Neu ist auch der zwei Liter große Diesel-Motor. Später kommt zwar der für US-Fabrikate noch immer typische V6-Benziner mit 3,6 Litern Hubraum und 276 PS ins Angebot, den es auch in Kombination mit Allradantrieb und Automatikgetriebe geben wird. Doch weil in Europa das Gros der Kunden ohnehin auf den Selbstzünder schwört, startet der Freemont mit einem italienischen Multijet-Aggregat. Den Vierzylinder-Diesel gibt es wahlweise mit 140 oder 170 PS und zunächst ausschließlich mit Frontantrieb und einer manuellen Sechsgang-Schaltung.
Der stärkere der beiden Dieselmotoren gefällt besser
Bei der ersten Ausfahrt mit dem 4,89 Meter langen Großraummodell erweist sich die stärkere Motorversion als die bessere Wahl. Weil der Freemont bereits unbeladen knapp zwei Tonnen auf die Waage bringt und mit Besatzung ruckzuck das Gewicht eines Kleintransporters erreicht, sollte man sich die 350 Nm der kräftigeren Maschine schon gönnen. Denn selbst mit diesem Motor braucht der Freemont noch elf Sekunden für die Beschleunigung aus dem Stand auf Tempo 100 und will dabei mit so hohen Drehzahlen bei Laune gehalten werden, dass er nicht mehr zu überhören ist. Wer den Selbstzünder derart fordert, wird den Normverbrauch von 6,4 Litern nur im Datenblatt lesen - der Bordcomputer hingegen wird in aller Regel zwei oder gar drei Liter mehr anzeigen. Aber selbst das ist für ein Familienauto, das mal eine US-Kutsche war, kein schlechtes Ergebnis.
Mit dem Logotransfer zu Fiat haben die Verantwortlichen das Auto auch neu abgestimmt. Es ist jetzt strammer gefedert und lässt sich präziser lenken. Doch für flotte Fahrten über enge Landstraßen taugt der rollende Italo-Western damit noch nicht. Sein Revier ist eher die Autobahn, wo er zum unempfindlichen Gleiter wird, den Schwung schier ewig zu halten scheint und mit bis zu 197 km/h auch auf der linken Spur eine gute Figur macht.
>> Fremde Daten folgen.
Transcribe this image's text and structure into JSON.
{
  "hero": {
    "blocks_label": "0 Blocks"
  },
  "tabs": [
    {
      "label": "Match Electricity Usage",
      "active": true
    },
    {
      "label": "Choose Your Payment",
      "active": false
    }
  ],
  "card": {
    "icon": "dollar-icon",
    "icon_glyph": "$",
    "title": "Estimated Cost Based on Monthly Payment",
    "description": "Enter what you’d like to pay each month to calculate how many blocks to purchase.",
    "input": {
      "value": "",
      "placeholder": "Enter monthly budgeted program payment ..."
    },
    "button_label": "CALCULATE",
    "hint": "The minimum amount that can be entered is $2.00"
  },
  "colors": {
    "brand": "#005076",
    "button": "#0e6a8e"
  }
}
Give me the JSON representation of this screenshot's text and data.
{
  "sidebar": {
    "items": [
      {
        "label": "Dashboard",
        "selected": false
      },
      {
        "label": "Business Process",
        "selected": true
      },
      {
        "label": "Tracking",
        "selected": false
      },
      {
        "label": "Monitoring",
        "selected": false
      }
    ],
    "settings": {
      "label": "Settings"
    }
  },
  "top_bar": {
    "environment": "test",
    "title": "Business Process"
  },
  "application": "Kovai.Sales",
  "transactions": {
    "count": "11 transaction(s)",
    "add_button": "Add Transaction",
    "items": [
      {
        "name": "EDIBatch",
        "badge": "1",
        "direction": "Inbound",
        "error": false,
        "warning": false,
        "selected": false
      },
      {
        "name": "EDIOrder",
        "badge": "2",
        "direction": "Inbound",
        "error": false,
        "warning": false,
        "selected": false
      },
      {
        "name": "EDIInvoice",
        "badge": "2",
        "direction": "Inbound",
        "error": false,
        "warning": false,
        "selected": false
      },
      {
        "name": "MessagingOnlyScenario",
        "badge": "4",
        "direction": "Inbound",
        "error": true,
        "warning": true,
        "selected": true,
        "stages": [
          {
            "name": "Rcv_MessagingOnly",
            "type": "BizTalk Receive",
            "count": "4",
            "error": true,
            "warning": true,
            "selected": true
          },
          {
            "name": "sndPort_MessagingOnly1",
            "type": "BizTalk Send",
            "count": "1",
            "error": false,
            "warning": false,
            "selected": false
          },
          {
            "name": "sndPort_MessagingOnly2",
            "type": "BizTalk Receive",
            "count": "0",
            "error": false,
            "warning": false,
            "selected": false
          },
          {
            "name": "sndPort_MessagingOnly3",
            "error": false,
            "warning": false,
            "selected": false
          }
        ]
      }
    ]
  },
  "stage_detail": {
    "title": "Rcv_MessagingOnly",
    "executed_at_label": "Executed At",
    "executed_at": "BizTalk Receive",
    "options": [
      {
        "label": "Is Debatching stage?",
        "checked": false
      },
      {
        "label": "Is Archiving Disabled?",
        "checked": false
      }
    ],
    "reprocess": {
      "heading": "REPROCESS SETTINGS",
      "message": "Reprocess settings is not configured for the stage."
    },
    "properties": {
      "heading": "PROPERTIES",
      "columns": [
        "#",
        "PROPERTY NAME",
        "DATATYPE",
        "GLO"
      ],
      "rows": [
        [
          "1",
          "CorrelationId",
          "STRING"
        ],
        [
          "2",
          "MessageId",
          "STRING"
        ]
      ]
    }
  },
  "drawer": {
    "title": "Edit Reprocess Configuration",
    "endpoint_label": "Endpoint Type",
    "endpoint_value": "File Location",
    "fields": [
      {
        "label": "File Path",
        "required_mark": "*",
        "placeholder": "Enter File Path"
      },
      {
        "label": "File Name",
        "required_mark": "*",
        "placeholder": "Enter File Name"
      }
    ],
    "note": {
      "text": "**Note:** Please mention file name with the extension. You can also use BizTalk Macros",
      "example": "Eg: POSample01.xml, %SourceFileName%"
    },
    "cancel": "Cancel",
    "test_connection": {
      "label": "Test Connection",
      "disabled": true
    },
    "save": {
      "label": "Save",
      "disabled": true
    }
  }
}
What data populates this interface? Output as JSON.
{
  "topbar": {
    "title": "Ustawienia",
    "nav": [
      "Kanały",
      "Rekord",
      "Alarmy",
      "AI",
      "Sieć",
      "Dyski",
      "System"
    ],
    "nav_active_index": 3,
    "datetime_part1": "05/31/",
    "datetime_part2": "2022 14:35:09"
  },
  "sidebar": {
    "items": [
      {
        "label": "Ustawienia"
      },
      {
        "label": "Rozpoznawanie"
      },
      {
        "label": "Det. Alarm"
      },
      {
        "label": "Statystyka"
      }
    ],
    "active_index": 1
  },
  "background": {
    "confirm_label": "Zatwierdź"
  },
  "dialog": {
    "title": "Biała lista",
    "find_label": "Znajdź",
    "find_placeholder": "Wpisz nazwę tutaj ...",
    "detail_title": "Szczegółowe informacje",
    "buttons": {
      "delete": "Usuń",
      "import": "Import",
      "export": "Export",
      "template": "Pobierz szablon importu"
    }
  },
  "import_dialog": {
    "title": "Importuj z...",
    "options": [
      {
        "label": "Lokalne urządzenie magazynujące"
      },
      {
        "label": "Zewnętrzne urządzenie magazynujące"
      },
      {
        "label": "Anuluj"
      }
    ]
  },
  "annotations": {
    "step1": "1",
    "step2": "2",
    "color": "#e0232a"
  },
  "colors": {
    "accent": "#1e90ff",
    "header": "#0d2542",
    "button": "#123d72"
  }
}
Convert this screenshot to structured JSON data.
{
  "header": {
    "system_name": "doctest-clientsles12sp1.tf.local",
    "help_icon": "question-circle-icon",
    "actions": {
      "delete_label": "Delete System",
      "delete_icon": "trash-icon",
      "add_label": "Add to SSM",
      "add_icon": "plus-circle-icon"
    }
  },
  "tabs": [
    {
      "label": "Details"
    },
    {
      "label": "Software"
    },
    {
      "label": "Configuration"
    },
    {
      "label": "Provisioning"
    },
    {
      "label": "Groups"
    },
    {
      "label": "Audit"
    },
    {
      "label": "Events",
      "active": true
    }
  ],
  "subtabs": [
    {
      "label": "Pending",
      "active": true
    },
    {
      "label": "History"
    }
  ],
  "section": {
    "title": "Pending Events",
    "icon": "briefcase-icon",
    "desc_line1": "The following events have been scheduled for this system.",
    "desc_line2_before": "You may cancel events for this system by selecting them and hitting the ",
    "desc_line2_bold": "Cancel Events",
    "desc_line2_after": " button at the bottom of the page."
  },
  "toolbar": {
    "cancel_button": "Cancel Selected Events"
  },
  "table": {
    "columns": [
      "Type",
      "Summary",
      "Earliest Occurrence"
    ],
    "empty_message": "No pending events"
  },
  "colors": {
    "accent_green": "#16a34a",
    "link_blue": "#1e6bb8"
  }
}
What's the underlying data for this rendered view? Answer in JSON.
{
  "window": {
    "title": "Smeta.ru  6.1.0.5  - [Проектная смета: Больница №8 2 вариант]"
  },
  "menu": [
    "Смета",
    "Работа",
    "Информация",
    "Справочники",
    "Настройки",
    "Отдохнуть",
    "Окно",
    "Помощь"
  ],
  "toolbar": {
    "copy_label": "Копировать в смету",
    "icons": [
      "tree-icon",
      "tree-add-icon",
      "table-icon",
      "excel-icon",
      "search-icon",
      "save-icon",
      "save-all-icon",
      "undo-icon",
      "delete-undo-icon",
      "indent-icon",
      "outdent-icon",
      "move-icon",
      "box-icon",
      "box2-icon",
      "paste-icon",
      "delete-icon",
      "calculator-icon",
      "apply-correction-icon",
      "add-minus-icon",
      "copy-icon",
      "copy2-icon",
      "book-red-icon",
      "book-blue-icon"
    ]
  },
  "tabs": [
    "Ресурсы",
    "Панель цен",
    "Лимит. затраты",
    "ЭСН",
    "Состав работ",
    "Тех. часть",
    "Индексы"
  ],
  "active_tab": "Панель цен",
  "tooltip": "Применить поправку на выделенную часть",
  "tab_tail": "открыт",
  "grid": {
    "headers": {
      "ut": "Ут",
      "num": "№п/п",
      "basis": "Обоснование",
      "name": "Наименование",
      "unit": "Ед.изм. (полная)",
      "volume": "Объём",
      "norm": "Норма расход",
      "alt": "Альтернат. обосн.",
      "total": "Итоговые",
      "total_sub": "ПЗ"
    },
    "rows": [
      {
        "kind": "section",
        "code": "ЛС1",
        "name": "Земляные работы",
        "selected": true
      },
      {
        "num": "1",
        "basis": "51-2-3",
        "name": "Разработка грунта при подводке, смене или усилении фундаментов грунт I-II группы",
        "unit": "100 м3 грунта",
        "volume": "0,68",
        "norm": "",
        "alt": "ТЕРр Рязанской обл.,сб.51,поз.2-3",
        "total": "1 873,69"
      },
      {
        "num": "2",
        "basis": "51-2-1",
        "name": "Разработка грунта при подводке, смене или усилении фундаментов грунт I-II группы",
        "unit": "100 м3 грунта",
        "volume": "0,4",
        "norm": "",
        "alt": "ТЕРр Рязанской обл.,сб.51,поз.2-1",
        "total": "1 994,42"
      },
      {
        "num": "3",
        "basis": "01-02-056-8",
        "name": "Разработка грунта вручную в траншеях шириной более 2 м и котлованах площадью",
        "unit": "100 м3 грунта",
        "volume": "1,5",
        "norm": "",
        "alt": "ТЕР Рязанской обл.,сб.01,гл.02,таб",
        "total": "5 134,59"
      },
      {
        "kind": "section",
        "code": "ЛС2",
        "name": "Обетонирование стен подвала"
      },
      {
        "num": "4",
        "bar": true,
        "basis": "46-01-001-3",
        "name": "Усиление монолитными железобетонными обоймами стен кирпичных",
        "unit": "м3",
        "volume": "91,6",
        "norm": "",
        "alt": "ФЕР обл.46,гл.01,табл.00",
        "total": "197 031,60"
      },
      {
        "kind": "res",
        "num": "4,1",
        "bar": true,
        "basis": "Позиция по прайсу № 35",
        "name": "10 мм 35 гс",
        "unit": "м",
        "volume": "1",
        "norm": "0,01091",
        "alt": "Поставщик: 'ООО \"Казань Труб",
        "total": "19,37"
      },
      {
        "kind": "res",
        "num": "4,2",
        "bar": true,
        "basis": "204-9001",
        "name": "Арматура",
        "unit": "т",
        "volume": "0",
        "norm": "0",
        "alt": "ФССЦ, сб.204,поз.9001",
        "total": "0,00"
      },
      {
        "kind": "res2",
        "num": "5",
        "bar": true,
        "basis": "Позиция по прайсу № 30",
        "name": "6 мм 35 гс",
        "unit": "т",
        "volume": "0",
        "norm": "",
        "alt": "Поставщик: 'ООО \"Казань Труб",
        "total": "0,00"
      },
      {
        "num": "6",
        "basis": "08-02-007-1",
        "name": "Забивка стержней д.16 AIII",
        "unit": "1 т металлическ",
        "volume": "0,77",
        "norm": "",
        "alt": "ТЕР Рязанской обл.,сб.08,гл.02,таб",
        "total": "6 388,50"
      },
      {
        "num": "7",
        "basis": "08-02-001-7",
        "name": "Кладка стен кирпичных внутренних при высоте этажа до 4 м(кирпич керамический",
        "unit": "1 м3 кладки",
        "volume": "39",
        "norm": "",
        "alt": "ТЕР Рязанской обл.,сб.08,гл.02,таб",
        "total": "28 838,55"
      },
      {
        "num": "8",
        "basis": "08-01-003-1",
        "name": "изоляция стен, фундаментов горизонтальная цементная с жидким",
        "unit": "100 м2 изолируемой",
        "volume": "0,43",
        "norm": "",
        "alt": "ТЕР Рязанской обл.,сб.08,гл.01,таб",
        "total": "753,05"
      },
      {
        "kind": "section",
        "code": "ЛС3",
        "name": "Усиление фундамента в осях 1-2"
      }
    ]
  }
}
Während Antrieb und Ambiente neu sind und durchaus ein wenig europäisiert daher kommen, wahrt der Freemont ansonsten einen rundweg amerikanischen Charakter. Ähnlich wie zum Beispiel der Chevrolet Orlando ist er so grob und kräftig designt, dass er auch Kunden mit einem Hang zum Geländewagen anspricht. Er ist, wie alle amerikanischen Autos, überdurchschnittlich gut ausgestattet und bietet bereits zum Basispreis von 25.990 Euro Extras wie eine Klimaautomatik mit drei Zonen, ein schlüsselloses Zugangssystem oder Alufelgen.
Ein praktisches Autos mit reichlich Stauraum
Vor allem aber ist der Fiat Freemont ungeheuer praktisch. Eine dritte Sitzreihe, die man im Wagenboden versenken kann, um den Kofferraum von mickrigen 136 auf ordentliche 472 Liter zu erweitern, bieten zwar andere Großraumlimousinen auch. Und auch die integrierten Kindersitze sind nichts Neues, wenngleich zumindest der Name Child Booster schon eine gewisse Beachtung verdient. Doch dass es gleich zehn Getränkehalter für sieben Sitzplätze gibt und obendrein 25 Ablagen mit insgesamt fast so viel Stauraum wie im Kofferraum eines Fiat 500 - das findet man in europäischen Autos nicht.
Selbst für die Erklärung des Namens haben die Italiener eine schöne Geschichte: Erinnerte der Vorgänger namens Ulysse phonetisch noch an die Irrfahrten des Odysseus, heißt der neue Reisekreuzer nach einem hübschen kalifornischen Städtchen, das seinen Namen wiederum von einem amerikanischen Helden aus dem 19. Jahrhundert erhielt, berichtet Fiat-Sprecher Claus Witzeck. Der Mann hieß John Charles Frémont und wurde aufgrund seiner Vermessungsexpeditionen im Westen der Vereinigten Staaten nur "The Pathfinder" genannt. Einen schöneren Namenszusammenhang, so Witzeck, könne es für ein Fahrzeug wie dieses doch kaum geben.